Rockland man seeks return of jewelry police said he admitted had been stolen

Posted Dec. 03, 2013, at 5:51 p.m.

ROCKLAND, Maine — A 38-year-old Rockland man who was convicted of assaulting two city officers during a drug-fueled crime spree is asking the court to order police to return jewelry confiscated from him even though investigators say he admitted the items were stolen.

David A. Carver appeared in Knox County Superior Court before Justice Jeffrey Hjelm Tuesday asking that the property be returned to him. His attorney William Pagnano said his client denies telling police that the jewelry was stolen.

Assistant District Attorney Christopher Fernald said that the state objects to the return of the property. He said the only reason Carver was not charged is that the state has been unable to find the victims who may have had the jewelry stolen.
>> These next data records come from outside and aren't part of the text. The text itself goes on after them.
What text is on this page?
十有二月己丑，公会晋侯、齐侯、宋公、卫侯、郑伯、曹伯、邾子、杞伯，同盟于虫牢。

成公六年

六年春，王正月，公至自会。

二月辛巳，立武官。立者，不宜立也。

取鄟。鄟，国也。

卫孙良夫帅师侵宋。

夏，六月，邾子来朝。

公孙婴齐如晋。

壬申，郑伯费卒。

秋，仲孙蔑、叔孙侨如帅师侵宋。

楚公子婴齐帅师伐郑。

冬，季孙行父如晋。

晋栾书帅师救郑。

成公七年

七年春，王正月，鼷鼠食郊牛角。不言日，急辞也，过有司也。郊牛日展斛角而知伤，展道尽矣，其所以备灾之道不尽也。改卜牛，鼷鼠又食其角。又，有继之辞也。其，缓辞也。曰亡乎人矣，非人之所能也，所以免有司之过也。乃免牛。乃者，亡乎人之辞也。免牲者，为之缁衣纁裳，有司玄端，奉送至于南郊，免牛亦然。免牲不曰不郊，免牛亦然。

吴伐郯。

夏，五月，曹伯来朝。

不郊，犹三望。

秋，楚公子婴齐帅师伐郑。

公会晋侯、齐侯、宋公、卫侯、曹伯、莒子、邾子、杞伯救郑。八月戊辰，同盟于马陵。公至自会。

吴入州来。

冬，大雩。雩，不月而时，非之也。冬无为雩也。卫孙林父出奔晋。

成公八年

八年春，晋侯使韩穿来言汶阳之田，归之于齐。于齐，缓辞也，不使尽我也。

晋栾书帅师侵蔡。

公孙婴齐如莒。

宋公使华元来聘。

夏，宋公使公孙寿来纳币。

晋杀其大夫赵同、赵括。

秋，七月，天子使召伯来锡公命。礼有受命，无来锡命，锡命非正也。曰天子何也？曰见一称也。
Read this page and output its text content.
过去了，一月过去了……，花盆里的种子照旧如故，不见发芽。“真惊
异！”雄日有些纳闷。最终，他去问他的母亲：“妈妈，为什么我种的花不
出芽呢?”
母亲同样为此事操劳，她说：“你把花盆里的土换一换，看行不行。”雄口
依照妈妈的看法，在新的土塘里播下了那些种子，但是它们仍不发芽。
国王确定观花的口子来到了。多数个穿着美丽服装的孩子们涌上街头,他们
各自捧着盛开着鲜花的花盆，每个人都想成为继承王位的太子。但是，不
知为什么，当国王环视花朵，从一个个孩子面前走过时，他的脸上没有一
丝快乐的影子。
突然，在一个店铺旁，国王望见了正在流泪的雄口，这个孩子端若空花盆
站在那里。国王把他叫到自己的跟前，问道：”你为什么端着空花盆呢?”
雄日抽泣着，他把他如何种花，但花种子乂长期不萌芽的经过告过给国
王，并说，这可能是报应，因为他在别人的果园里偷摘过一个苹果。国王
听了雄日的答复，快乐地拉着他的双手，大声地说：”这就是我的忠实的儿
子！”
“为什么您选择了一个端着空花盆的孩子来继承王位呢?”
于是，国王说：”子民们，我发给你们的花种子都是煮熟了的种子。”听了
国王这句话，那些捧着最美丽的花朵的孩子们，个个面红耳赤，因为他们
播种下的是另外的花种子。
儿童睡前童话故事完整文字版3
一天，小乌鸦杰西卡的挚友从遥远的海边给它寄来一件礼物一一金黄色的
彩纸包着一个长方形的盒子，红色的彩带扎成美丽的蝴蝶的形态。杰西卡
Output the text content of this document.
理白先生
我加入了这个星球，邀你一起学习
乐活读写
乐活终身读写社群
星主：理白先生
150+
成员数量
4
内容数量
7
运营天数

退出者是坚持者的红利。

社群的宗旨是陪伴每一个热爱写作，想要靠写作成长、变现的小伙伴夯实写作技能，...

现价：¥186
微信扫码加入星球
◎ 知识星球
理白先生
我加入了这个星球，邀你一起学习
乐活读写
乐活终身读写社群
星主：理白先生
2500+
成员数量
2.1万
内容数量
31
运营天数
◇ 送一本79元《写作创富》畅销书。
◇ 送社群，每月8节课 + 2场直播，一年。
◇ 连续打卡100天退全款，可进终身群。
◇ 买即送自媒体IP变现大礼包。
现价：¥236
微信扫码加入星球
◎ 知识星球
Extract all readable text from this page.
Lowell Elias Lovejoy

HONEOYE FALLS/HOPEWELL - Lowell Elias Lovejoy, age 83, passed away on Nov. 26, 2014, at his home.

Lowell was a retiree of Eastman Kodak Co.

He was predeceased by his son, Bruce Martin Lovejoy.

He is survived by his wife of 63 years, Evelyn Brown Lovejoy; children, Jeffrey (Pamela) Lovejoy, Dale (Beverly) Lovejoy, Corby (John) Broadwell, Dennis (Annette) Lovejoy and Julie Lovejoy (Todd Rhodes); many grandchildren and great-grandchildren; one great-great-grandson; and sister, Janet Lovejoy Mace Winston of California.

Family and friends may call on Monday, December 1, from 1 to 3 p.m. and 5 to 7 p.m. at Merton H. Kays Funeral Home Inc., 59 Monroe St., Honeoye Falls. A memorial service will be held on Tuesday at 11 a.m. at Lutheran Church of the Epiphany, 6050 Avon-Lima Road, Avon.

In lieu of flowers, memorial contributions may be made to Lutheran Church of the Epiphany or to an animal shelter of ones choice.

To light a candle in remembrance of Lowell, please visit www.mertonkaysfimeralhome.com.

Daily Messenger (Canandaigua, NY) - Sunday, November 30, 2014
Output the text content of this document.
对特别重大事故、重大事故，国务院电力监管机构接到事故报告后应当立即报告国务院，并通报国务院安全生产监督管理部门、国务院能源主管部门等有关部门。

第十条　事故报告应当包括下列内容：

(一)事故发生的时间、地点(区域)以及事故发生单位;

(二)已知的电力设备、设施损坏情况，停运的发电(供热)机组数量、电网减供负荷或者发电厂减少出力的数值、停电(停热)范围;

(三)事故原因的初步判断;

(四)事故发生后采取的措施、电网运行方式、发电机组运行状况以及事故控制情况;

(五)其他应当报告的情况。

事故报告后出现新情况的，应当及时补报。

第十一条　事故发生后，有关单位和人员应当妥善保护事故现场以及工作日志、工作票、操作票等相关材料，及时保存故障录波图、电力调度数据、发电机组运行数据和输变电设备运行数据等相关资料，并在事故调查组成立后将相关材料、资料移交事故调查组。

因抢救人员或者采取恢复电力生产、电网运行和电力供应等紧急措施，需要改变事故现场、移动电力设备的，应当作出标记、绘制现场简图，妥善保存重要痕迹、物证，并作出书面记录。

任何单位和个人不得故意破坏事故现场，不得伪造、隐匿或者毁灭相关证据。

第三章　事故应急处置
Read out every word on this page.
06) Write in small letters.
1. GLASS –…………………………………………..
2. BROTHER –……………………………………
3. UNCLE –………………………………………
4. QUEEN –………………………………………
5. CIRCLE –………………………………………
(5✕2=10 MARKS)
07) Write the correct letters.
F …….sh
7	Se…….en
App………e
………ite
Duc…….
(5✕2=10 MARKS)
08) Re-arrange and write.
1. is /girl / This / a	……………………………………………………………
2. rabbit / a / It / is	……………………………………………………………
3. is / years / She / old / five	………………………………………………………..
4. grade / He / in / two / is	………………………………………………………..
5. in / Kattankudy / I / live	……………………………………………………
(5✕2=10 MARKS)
Fernald said the objects still could be considered evidence because the statute of limitations for possible theft charges have not expired.

Rockland Police Detective Sgt. Chris Young said Tuesday that most of the items are pieces of costume jewelry with little monetary value, though some are gold-plated.

“There are no queen jewels by any stretch of the imagination,” the detective sergeant said.

Carver was arrested in October 2011 on Main Street in Rockland.

Carver pleaded guilty to assault on an officer for knocking down Officer William Smith and then repeatedly striking him in the head with his fists to the point that the officer said he feared he was going to lose consciousness. Carver also pleaded guilty to a misdemeanor assault against Rockland Police Sgt. Kenneth Smith, refusing to submit to arrest, two counts of drug possession and three counts of violating his bail conditions.

He was sentenced to 30 months in jail but has since been released.

Detective Sgt. Young said Tuesday that when Carver was apprehended in 2011 he told officers that the jewelry he had on him as well as more jewelry back at his residence had been obtained from two or three other people who had stolen the items. Carver told police that he was planning to sell the jewelry to shops that pay for gold.

The department investigated but was not able to find any reports of thefts or burglaries involving the jewelry.

When lost belongings are not claimed, the department will put a notice in the newspaper to try to find the owners. In this case, since the items were believed stolen, that has not yet been done. Young said the items may have been stolen one at a time from vehicles and the owners may have simply figured that they lost the costume jewelry and not reported the thefts to police.

Under questioning by Justice Hjelm, Pagnano acknowledged that he was not challenging the legality of the search warrant obtained by Rockland police that led to the seizure of the items. Pagnano said, however, that the audio tape in which Carver was questioned by police is of poor quality and no incriminating comments by Carver can be heard.

Pagnano said his client maintains the jewelry is his but he does not have paperwork to show he purchased the items.

Hjelm said he would take the matter under advisement.